Among other selected research and program grants awarded to John Carroll in recent years are:

  • John Carroll University received a $147,933 Career Ready Internship grant from Great Lakes Higher Education Guaranty Corporation for the 2014–2015 academic year. The funds will be used to establish 38 new paid internships for juniors and seniors in the College of Arts and Sciences who receive financial aid.
  • The McGregor Grant: Jeanne Colleran, Ph.D., dean of the College of Arts & Sciences, was awarded a three-year, $236,000 grant from the McGregor Fund in support of the project “Engaging the World: Educating for Contemporary Global Citizenship.” Led by project director Pam Mason, Ph.D., associate professor of political science, the project developed contemporary, integrated, and interdisciplinary curriculum with a strong emphasis on global education and social justice. For more information, visit sites.jcu.edu/mcgregor/.
  • Professional Development for Teachers: The Center for Mathematics and Science Education Teaching and Technology (CMSETT) received over $350,000 for several grants since late 2010 in support of teacher education projects. Led by directors Linda Gojak and John Milam, these grants included $167,661 from the Ohio Department of Education for the multi-phase project “Using Technology with High School Teachers and Students to Develop the Standards for Mathematical Practices” and $189,200 from the National Science Foundation working with the Cleveland Metropolitan School District on the multi-institutional project “Cleveland Mathematics and Science Partnership” to promote teacher education.

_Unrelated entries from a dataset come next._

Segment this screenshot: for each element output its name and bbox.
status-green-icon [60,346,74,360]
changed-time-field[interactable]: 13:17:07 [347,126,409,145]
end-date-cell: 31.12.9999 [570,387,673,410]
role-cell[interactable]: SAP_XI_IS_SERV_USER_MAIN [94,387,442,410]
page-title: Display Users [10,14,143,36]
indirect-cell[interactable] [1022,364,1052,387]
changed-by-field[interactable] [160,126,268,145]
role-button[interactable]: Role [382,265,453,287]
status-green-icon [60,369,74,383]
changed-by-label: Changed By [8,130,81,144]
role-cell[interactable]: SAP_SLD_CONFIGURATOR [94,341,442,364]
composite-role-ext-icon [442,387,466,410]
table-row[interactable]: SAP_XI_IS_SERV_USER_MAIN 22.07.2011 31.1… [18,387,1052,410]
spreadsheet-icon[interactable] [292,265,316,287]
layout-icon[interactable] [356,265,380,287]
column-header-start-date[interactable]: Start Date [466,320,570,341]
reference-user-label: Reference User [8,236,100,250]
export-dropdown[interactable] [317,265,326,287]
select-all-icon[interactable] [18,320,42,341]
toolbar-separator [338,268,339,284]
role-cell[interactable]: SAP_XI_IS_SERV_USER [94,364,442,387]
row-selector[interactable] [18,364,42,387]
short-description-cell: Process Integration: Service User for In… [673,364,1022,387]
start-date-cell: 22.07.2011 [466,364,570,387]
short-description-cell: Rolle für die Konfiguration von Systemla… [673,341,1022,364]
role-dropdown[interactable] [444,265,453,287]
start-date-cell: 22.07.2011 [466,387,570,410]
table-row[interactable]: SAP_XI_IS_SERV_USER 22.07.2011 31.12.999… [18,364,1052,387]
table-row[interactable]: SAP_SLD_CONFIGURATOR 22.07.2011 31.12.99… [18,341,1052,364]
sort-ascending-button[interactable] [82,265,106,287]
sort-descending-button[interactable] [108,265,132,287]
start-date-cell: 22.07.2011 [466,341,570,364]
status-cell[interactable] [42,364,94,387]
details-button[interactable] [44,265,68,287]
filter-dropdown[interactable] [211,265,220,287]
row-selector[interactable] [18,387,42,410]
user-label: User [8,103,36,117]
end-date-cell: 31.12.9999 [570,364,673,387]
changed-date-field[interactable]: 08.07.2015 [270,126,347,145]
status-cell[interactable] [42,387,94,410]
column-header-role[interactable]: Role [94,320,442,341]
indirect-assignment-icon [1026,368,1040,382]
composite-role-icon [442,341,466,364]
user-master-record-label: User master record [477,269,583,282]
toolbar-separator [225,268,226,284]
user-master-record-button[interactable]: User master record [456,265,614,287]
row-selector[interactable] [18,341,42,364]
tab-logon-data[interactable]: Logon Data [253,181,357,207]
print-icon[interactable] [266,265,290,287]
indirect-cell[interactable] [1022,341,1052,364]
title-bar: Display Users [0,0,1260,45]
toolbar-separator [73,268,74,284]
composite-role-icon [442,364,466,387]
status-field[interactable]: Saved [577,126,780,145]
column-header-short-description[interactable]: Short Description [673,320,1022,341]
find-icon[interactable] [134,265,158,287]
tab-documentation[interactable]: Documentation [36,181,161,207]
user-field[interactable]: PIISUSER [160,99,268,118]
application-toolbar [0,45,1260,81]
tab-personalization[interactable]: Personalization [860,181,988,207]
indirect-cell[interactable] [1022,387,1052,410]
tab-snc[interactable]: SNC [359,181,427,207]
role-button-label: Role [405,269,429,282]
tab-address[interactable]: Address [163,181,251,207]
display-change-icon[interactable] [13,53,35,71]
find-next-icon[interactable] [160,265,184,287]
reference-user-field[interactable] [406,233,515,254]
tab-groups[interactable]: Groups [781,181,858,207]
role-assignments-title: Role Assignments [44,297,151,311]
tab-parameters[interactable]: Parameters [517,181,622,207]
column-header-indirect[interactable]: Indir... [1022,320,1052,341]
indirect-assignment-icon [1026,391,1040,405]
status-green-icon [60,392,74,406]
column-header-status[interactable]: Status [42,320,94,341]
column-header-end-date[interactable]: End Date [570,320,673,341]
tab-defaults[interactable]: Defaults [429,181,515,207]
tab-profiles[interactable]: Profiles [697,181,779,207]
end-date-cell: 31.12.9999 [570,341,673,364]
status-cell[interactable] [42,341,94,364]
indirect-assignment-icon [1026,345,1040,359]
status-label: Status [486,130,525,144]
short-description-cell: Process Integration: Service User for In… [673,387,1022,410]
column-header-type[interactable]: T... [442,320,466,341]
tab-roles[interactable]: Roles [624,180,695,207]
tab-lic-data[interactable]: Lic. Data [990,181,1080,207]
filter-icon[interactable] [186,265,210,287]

  • Faculty and Student Research: Three grants in amounts ranging from $30,000 to 35,000 were awarded to the following faculty members and included funds for student researchers:
    • Paul Nietupski, Ph.D., professor of theology and religious studies received a Freeman Student-Faculty Fellowship from ASIANetwork, which provided travel and research funds for him and four students to conduct research projects in Sino-Tibetan borderlands. Funding for this competitive program was based on the quality of the student projects submitted with the application. For more information, visit the JCU Newsroom.
    • Susan Long, Ph.D., professor of anthropology, received a grant from the Japan Foundation Center for Global Partnership to conduct the student tour “Popular Culture in Times of Crisis.” In addition to research and study, students participated in a service project while in Japan, volunteering in the area affected by the March 2011 earthquake.
    • Peifang Tian, Ph.D., assistant professor of physics, received a two-year award from the Research Corporation for Science Advancement for the project “Modeling the Light Propagation in Brain Tissues Using Monte Carlo Simulation with a Dynamic and Heterogeneous Tissue Model” which included funds for an undergraduate student research assistant.